Архиепископ же Евфимий, поутру рано встав, повелел после заутрени воду святить с мощей святых. Настал первый час дня, и, когда сошлось воинство, владыка указал многим попам и дьяконам окропить всех воев святой водой. Сам же святитель, взойдя на помост, возгласил:

   — Послушайте меня, чада мои, и преклоните уши сердец ваших. Ныне, чада, хотите вы идти путём спасения и вы не отвратите лица своего ни один час от поганых и не покажите плеч своих, перед ними бегая, но всё единою смертью вместе умрите.

И всё воинство едиными устами отвечало:

   — Один, отче, Бог свидетель, что готовы мы умереть за Христа!

Вот как далее повествует летописец: «И они все сели на коней и наполнились духа ратного и начали, словно златопёрые орлы, по воздуху парящие, ищущие восточной светлости, быстро идти. И говорили: «Дай же нам, Господи, побыстрее увидеть любезного великого князя!»

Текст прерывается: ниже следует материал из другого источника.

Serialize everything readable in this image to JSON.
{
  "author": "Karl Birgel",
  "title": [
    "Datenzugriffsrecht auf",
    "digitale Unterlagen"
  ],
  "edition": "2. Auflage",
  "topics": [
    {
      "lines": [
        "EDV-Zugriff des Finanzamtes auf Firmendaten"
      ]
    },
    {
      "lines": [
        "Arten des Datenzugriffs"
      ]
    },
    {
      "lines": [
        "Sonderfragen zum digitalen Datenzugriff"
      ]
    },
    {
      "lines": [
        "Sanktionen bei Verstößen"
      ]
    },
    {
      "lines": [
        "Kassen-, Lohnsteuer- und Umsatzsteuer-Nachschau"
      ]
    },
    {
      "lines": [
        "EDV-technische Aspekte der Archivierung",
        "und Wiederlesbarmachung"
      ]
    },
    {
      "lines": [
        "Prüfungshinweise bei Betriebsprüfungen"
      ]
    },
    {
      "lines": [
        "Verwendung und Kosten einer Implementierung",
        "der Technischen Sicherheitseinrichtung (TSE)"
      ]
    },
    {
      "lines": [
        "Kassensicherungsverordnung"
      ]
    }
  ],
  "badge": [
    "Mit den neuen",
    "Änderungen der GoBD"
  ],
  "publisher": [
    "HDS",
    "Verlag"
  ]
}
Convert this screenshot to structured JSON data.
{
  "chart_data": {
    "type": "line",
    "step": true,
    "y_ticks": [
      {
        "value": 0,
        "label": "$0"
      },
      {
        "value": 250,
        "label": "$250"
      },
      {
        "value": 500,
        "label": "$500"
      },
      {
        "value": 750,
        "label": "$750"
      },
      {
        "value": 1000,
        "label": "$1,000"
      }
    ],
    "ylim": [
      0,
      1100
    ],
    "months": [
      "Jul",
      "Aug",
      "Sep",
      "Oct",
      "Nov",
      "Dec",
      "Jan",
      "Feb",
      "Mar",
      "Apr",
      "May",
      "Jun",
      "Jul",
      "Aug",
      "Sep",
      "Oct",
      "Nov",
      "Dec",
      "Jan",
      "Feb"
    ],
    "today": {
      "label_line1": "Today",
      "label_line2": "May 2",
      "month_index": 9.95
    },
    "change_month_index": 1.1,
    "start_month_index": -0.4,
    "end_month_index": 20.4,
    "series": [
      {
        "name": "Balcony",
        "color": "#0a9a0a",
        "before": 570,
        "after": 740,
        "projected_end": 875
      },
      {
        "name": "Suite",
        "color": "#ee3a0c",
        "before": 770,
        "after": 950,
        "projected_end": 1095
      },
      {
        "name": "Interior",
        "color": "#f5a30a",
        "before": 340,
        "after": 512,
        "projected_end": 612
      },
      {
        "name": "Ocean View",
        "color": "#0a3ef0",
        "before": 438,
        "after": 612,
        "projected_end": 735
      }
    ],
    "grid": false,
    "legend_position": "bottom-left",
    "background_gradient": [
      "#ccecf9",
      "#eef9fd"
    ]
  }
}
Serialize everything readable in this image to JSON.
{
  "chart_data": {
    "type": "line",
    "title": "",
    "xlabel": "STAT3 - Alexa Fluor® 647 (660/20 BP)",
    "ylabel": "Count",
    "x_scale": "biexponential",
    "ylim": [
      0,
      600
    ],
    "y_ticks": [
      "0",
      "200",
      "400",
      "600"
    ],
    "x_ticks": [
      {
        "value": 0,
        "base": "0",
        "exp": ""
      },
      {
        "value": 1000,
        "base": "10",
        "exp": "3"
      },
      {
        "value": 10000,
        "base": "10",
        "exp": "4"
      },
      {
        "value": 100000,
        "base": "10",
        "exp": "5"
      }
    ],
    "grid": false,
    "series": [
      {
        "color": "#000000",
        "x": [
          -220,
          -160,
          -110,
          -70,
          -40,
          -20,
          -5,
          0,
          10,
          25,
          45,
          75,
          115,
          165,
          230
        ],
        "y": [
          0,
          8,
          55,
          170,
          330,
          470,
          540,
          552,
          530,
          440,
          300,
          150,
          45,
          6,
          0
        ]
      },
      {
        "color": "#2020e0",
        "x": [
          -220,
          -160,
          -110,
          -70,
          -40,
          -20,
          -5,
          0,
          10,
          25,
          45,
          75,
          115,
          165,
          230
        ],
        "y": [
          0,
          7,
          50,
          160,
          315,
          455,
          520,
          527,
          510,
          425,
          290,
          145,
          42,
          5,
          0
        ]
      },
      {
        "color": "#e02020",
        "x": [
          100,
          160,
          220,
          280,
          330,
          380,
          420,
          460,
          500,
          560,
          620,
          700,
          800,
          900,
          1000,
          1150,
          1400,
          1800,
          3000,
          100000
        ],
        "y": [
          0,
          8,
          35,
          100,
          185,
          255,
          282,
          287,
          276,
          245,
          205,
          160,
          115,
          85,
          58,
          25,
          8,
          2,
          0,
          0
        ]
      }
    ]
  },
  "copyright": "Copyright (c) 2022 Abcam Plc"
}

Но на душе Стыря слегка было муторно: с одной стороны рад дружинник Дмитрия Ивановича, что удалось склонить новгородцев к великому делу Москвы, — вон, сколько скачет их на подмогу, а опечален Игнатий — не успел попрощаться как следует с Андрейкой: придётся ли когда-нибудь свидеться?..

«Смышлёный малец, терпеливый, смелый... А всё это нужно очень в любом почине, токмо почин у него не прост, тяжёл, но богоугоден — иконы писать по всем церквам Руси нашей, — вот тогда-то и пришло на ум: — Уж коли так, уж ежели по всей Руси, значит, свидимся...» — и немного отлегло от сердца.